Why Saudi Arabia's Government Felt Threatened By Journalist Jamal Khashoggi
MARY LOUISE KELLY, HOST:
We're going to talk now about the man behind a name you have been hearing a lot these last few days, Jamal Khashoggi. he is the Saudi journalist who walked into the Saudi consulate in Istanbul last week and then disappeared, was never seen walking out, prompting reports that he was kidnapped or maybe murdered by a hit squad flown in from Riyadh for that express purpose. But who is or was Jamal Khashoggi, and why would he have been seen as posing such a danger to the Saudi regime that such an extraordinary operation would have been put in motion?
Well, we're going to put those questions now to Shadi Hamid of the Brookings Institution. Welcome.
SHADI HAMID: Hi. Thanks for having me.
KELLY: Glad to have you with us. All right, we know some basic facts - Jamal Khashoggi's age, 59; that he's an editor, that he's a critic of his government in Saudi Arabia. What else should we know about him?
HAMID: So the interesting thing about him is that he wasn't always a dissident, and he was actually a consummate insider with close connections to the Saudi royal court. That's what makes this different. This is someone who came from the inside and then decided that he could no longer support new Saudi policies under a new leadership. And he left Saudi Arabia in June 2017, and...
KELLY: He went into exile. He came to the U.S.
HAMID: Yes, came to the U.S.
KELLY: And started writing for The Washington Post. What did he write that would have annoyed the Saudi regime so much?
HAMID: So one of his pieces that is getting a lot of attention now in retrospect he wrote in September 2017 where he basically announced his break with Saudi Arabia's de facto leader, Mohammad bin Salman, also known as MbS.
KELLY: The crown prince.
HAMID: And he supported some of the general reforms that MbS was trying to put forward, including more rights for women. But he felt that if Saudi Arabia was going to go through a transformation, that the people had to be part of the conversation. And the Saudi leadership and MbS in particular increasingly moved in a direction where they didn't want any questioning of this new direction. And Khashoggi couldn't bring himself to agree with that. And I think that he was pained to have this break with the Saudi regime. He didn't want it.
KELLY: As you look back over what he wrote, what he did, what he said over the last year or two, was there a moment where it appeared he'd crossed a line and was starting to put himself into danger?
HAMID: You know, I don't know if we can point to one moment, but I think we can say that he had become the most prominent Saudi dissident but, more importantly, the most prominent Saudi dissident in the West - I mean, the fact that he wrote regularly for The Washington Post, the fact that he knew many in the policy community in D.C. So I think he was the one person who could credibly and effectively cast doubt on Mohammad bin Salman's vision for Saudi Arabia at a time when Mohammad bin Salman, or MbS, as he's called, was really trying to portray himself as this young reformer and the young reformer that America should hitch its wagon to.

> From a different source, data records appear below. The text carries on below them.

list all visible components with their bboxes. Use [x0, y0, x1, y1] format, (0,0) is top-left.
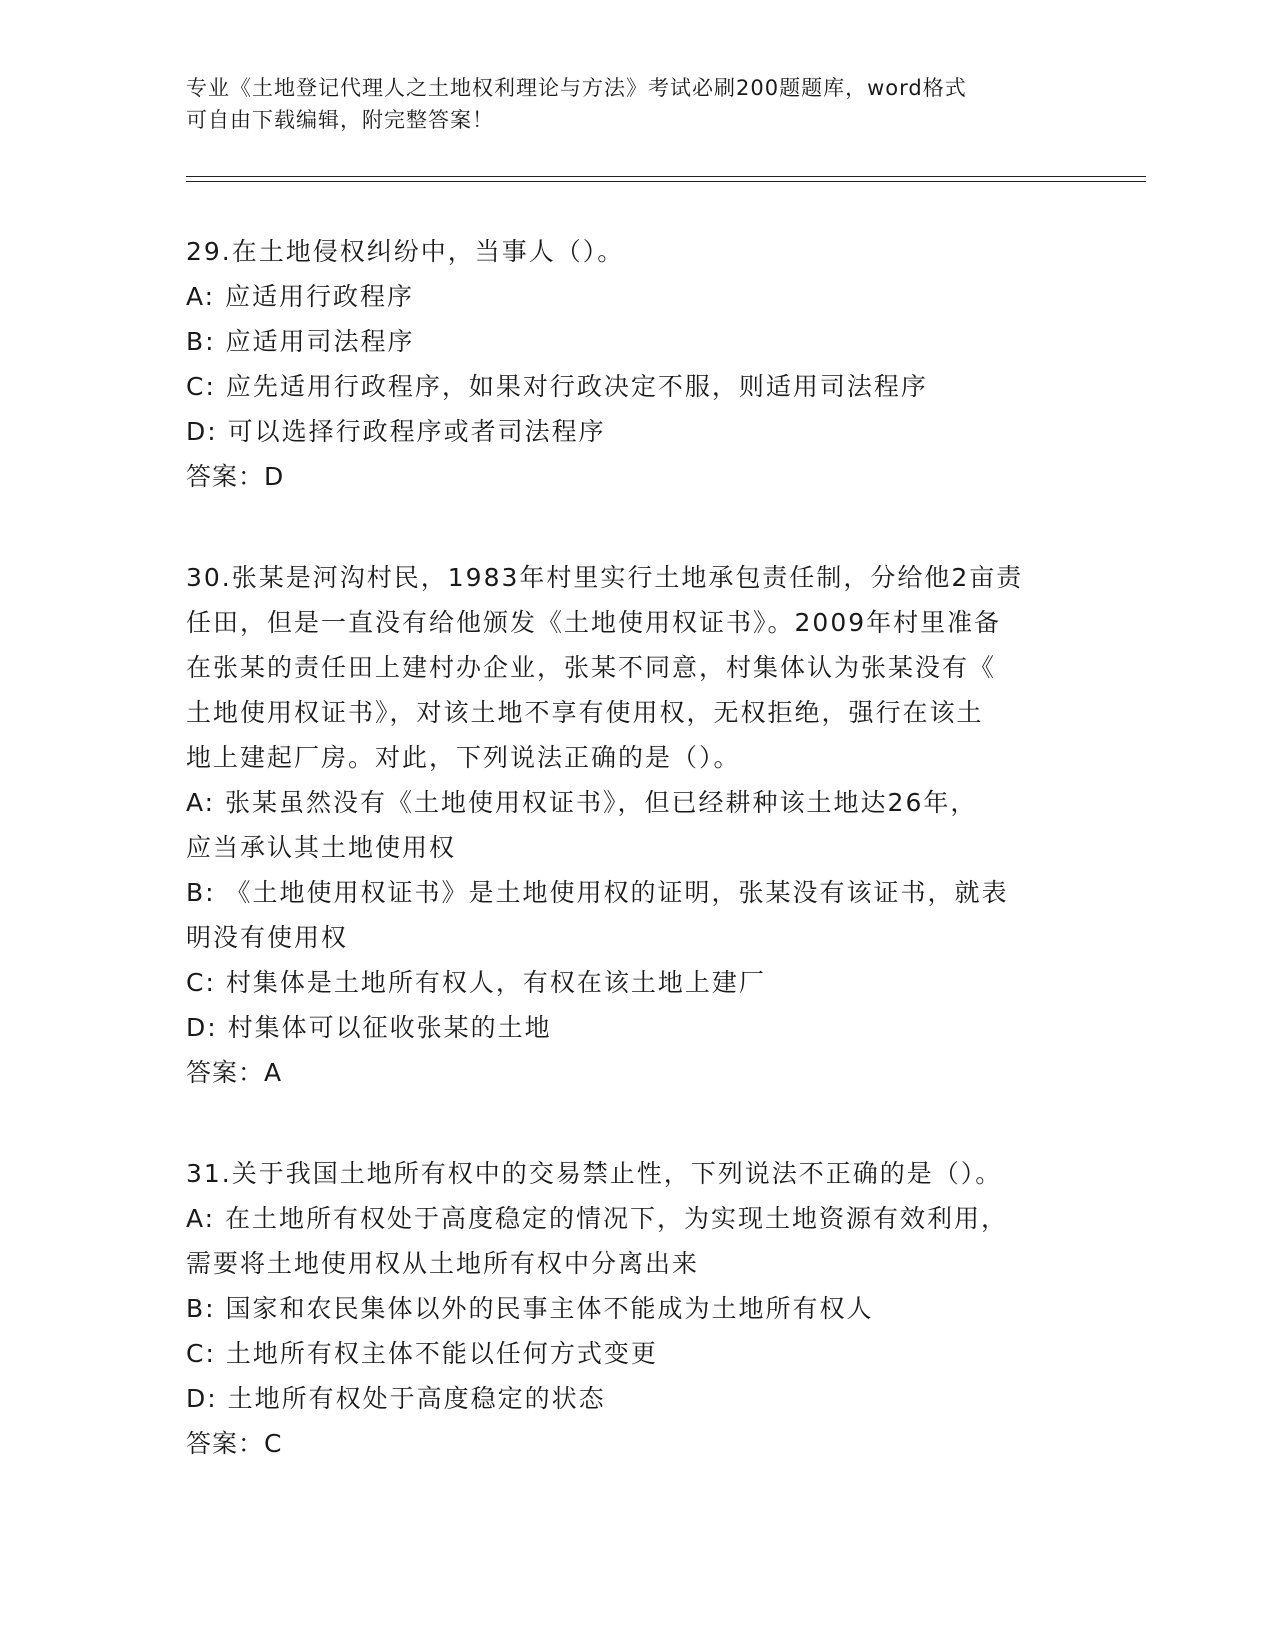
option-b-line-2: 明没有使用权 [186, 923, 349, 952]
answer: 答案：C [186, 1429, 283, 1458]
option-d: D: 村集体可以征收张某的土地 [186, 1013, 552, 1042]
answer: 答案：A [186, 1058, 283, 1087]
question-list [186, 229, 1086, 1522]
question-stem-line-4: 土地使用权证书》，对该土地不享有使用权，无权拒绝，强行在该土 [186, 698, 984, 727]
question-stem-line-2: 任田，但是一直没有给他颁发《土地使用权证书》。2009年村里准备 [186, 608, 1002, 637]
option-b: B: 应适用司法程序 [186, 327, 415, 356]
header-divider [186, 176, 1146, 182]
option-d: D: 土地所有权处于高度稳定的状态 [186, 1384, 606, 1413]
question-stem-line-3: 在张某的责任田上建村办企业，张某不同意，村集体认为张某没有《 [186, 653, 997, 682]
option-c: C: 村集体是土地所有权人，有权在该土地上建厂 [186, 968, 766, 997]
option-a-line-1: A: 张某虽然没有《土地使用权证书》，但已经耕种该土地达26年， [186, 788, 978, 817]
question-29 [186, 229, 1086, 499]
question-31 [186, 1151, 1086, 1466]
header-line-1: 专业《土地登记代理人之土地权利理论与方法》考试必刷200题题库，word格式 [186, 76, 967, 100]
option-d: D: 可以选择行政程序或者司法程序 [186, 417, 606, 446]
question-stem: 31.关于我国土地所有权中的交易禁止性，下列说法不正确的是（）。 [186, 1159, 1003, 1188]
option-a: A: 应适用行政程序 [186, 282, 415, 311]
question-stem-line-5: 地上建起厂房。对此，下列说法正确的是（）。 [186, 743, 741, 772]
option-a-line-2: 需要将土地使用权从土地所有权中分离出来 [186, 1249, 700, 1278]
option-c: C: 应先适用行政程序，如果对行政决定不服，则适用司法程序 [186, 372, 928, 401]
question-30 [186, 555, 1086, 1095]
option-c: C: 土地所有权主体不能以任何方式变更 [186, 1339, 658, 1368]
question-stem: 29.在土地侵权纠纷中，当事人（）。 [186, 237, 625, 266]
header-line-2: 可自由下载编辑，附完整答案！ [186, 108, 494, 132]
document-header [186, 72, 1066, 136]
option-b-line-1: B: 《土地使用权证书》是土地使用权的证明，张某没有该证书，就表 [186, 878, 1009, 907]
option-a-line-2: 应当承认其土地使用权 [186, 833, 457, 862]
option-a-line-1: A: 在土地所有权处于高度稳定的情况下，为实现土地资源有效利用， [186, 1204, 1009, 1233]
answer: 答案：D [186, 462, 285, 491]
question-stem-line-1: 30.张某是河沟村民，1983年村里实行土地承包责任制，分给他2亩责 [186, 563, 1024, 592]
option-b: B: 国家和农民集体以外的民事主体不能成为土地所有权人 [186, 1294, 874, 1323]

KELLY: This is interesting because a lot of journalists have written critically about Saudi Arabia and the direction that Mohammad bin Salman is taking it. What you're describing is why he might have been seen as a - as more of a danger than others, that he had such a platform, that he was so well-connected in Washington and outside of Saudi Arabia.
HAMID: Yeah, and he's coming from within Saudi society. He knows the major players and leaders in the Saudi royal court. So it's different. You know, if I criticize Saudi Arabia for something, that's one thing. But if Jamal Khashoggi did that, then it's different because he's speaking from within the family.
KELLY: Does it still strike you as puzzling, though? I mean, the reports being sourced to Turkish officials, Turkish investigators saying that this team of 15 people flew in on private planes with the express purpose of targeting Khashoggi - that just seems like a massive operation to take out one editor.
HAMID: It sounds so crazy that it's hard to get your head around it that Saudi Arabia would go this far to allegedly kill one of their critics.
KELLY: Can you imagine that this actually happened in the way that Turkish officials say it did?
HAMID: Yes, I think it's the most persuasive and plausible scenario right now. I think many people have been waiting for the Saudis to offer evidence to the contrary. They haven't. But not only that, they've shown I think a surprising level of indifference almost as if, you know, they're taunting the international community in a sense. And if they really didn't do it, then there's a way for them to demonstrate that. But I think that the evidence is building. And also sources from different intelligence agencies are moving in this direction, it seems, that this is the most plausible scenario.
KELLY: Shadi Hamid, thanks so much.
HAMID: Thanks for having me, my pleasure.
KELLY: Shadi Hamid is a senior fellow at the Brookings Institution. We have been talking about Saudi journalist and dissident Jamal Khashoggi.